I take a back seat to no one in my criticism of companies like AT&T, IBM and GE, whose dividend-first policies acted as a slow liquidation while the cloud grew up around them. A company needs to grow if it wants to survive. It must keep investing if it wants to have a business tomorrow.
But it is hard to do because of the real villains in this piece.
Hedge funds. Vulture capitalists.

This has continued.
A good example of what can happen, from the 2000s, is Manchester United. The club ran a big cash balance. It tried to do the right thing, saving for a rainy day. They were ripe for the taking. The late Malcolm Glazer bought the club with its own money.
Here’s how it worked. Once he took command, he put the cash that was on the books into his pocket, borrowed more money against the equity, then raised more cash through a public offering. Much of that cash also wound up in his pocket. The club wound up burdened with debt , but Glazer had both his money back, and the property. His sons still own it. That’s why, when Abu Dhabi swooped in to buy Manchester City, United couldn’t compete.
The point is “doing the right thing” by a company’s future can be impossible in a world of vultures. The same is true for ethical behavior. Business ethics is what you can get away with, and if you don’t run up against the ragged edge of the law, you will be taken out by someone who does.

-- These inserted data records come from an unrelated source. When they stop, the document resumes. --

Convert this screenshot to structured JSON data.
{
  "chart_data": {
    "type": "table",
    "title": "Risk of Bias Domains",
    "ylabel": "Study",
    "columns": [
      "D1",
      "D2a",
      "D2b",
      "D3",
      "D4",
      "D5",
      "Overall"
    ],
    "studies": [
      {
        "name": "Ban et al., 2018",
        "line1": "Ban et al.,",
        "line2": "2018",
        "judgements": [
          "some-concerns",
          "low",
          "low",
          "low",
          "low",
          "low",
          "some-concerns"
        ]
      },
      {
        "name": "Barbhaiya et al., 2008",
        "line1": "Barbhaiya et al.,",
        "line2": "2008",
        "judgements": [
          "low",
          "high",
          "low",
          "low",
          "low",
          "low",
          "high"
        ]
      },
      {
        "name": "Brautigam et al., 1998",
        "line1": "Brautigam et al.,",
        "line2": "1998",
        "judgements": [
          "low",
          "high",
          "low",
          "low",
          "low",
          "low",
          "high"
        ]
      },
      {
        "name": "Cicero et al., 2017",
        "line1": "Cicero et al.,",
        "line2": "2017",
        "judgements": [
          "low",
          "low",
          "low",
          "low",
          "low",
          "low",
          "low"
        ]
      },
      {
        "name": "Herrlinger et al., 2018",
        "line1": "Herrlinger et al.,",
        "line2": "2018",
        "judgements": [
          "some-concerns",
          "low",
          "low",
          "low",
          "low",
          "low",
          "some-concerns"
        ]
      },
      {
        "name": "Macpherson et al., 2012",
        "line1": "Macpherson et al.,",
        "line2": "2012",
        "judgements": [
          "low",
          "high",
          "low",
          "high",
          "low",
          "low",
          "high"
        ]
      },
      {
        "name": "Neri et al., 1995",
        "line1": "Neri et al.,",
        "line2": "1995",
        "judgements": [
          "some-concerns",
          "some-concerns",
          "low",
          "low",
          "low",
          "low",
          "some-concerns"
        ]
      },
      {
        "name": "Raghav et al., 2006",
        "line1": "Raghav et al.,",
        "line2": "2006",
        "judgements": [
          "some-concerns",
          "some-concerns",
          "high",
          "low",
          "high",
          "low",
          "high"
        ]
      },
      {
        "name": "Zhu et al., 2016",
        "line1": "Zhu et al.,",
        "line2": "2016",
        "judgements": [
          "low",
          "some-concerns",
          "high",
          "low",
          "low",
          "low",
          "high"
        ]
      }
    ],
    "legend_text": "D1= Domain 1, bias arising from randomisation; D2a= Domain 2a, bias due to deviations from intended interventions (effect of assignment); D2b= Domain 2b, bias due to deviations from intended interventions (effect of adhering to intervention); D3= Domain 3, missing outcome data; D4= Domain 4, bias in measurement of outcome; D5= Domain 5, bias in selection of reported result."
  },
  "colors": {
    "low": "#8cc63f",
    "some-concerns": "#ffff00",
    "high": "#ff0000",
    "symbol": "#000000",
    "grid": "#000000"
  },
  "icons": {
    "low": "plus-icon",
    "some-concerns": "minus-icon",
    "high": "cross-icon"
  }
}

One of the worst abuses in the current system, which I’ve written about before, is the dual-shareholder model. This was how The New York Times became a public company. Shares sold to the public had a fraction of the voting power of those held by the Ochs-Sulzberger clan. The present “publisher” of the Times is the 5th in his direct line, dating from Adolph Ochs’ purchase of the paper for $75,000 in 1896. This is the divine right of kings, not corporate democracy.
The Murdochs maintain control of Fox through the same mechanism. But this has really come to “glory” through the technology business, in what is called the cult of the founders. It’s all done to “protect” the company from the “vultures.” But if we had protections in law against their machinations this would not be necessary. Why should your children bow to the children of Larry Page, because he founded Google? You’d might as well call them Dukes or Counts and be done with it. It’s obscene.

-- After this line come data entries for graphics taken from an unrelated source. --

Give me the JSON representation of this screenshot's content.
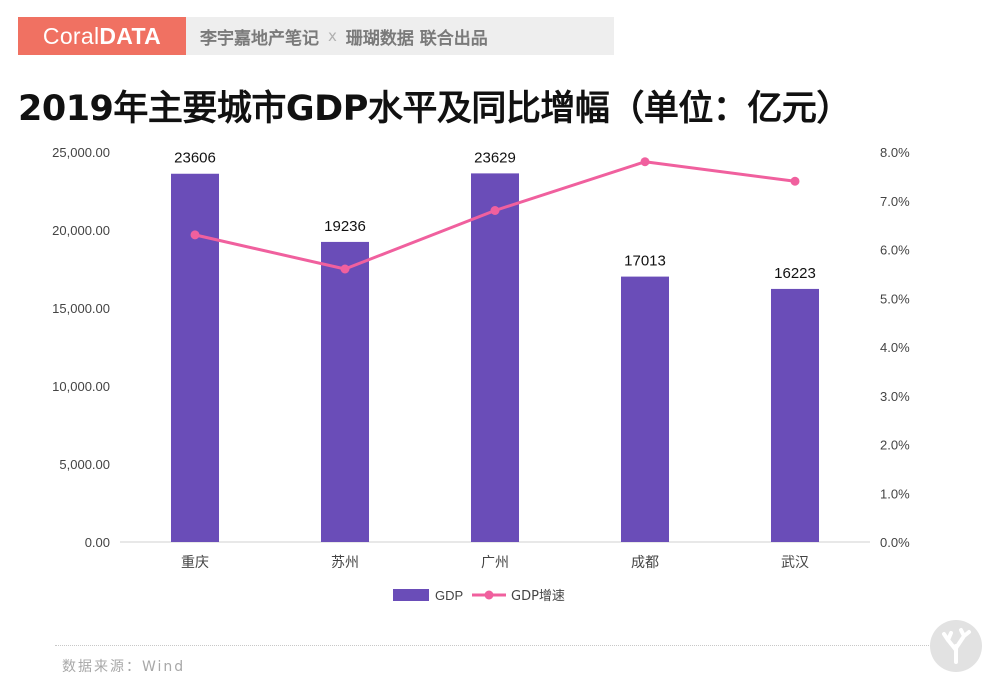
{
  "brand": {
    "logo_light": "Coral",
    "logo_bold": "DATA",
    "partner_left": "李宇嘉地产笔记",
    "separator": "x",
    "partner_right": "珊瑚数据 联合出品"
  },
  "footer": {
    "source": "数据来源：Wind"
  },
  "chart_data": {
    "type": "bar",
    "title": "2019年主要城市GDP水平及同比增幅（单位：亿元）",
    "categories": [
      "重庆",
      "苏州",
      "广州",
      "成都",
      "武汉"
    ],
    "series": [
      {
        "name": "GDP",
        "type": "bar",
        "axis": "left",
        "color": "#6a4db8",
        "values": [
          23606,
          19236,
          23629,
          17013,
          16223
        ],
        "data_labels": [
          "23606",
          "19236",
          "23629",
          "17013",
          "16223"
        ]
      },
      {
        "name": "GDP增速",
        "type": "line",
        "axis": "right",
        "color": "#f0609e",
        "values": [
          6.3,
          5.6,
          6.8,
          7.8,
          7.4
        ]
      }
    ],
    "y_left": {
      "min": 0,
      "max": 25000,
      "ticks": [
        "0.00",
        "5,000.00",
        "10,000.00",
        "15,000.00",
        "20,000.00",
        "25,000.00"
      ]
    },
    "y_right": {
      "min": 0,
      "max": 8,
      "ticks": [
        "0.0%",
        "1.0%",
        "2.0%",
        "3.0%",
        "4.0%",
        "5.0%",
        "6.0%",
        "7.0%",
        "8.0%"
      ]
    },
    "grid": false,
    "legend": "bottom-center"
  }
}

Most of the vulture capitalists are closely tied to Trump. His Secretary of Commerce, Wilbur Ross, counted himself among that number. At last report Carl Icahn was still trying to take over Hewlett Packard after destroying Xerox. During “normal” times these jamokes are all over the papers. Guys like David Ackman, David Tepper, and Dan Loeb. They destroy companies and pay lower taxes than the rest of us because it’s all “capital gains.” Why capital gains aren’t taxed like ordinary income, when they hit an individual’s tax return, is beyond me. I blame vulture capitalism.

During good times, men like Singer are treated as heroes, almost as Gods, by Wall Street. Mitt Romney nearly became President because of his success as a vulture capitalist. The smart vultures know this and keep their names out of the paper. I recently wrote about one of them for InvestorPlace, a relatively small bird named Stefan Kuluzny. Kuluzny has gotten rich destroying retail companies, paying small amounts of cash for them, then loading them up with debt he can renounce when the ship sinks.
There can be wisdom in a turnaround. A company that gets taken over by another company, or even an individual investor dedicated to growth, can be a wonderful thing. This is how Warren Buffett works. Most of his good deals have been in the insurance business, a wonderful generator of cash. He buys companies when they’re undervalued, pays the top people well, and tells them to manage for the long-term rather than the short term.
But the rest of them I wouldn’t touch with a barge pole. When this is over, the first thing we need to do is fry their asses, as part of ending this Second Gilded Age.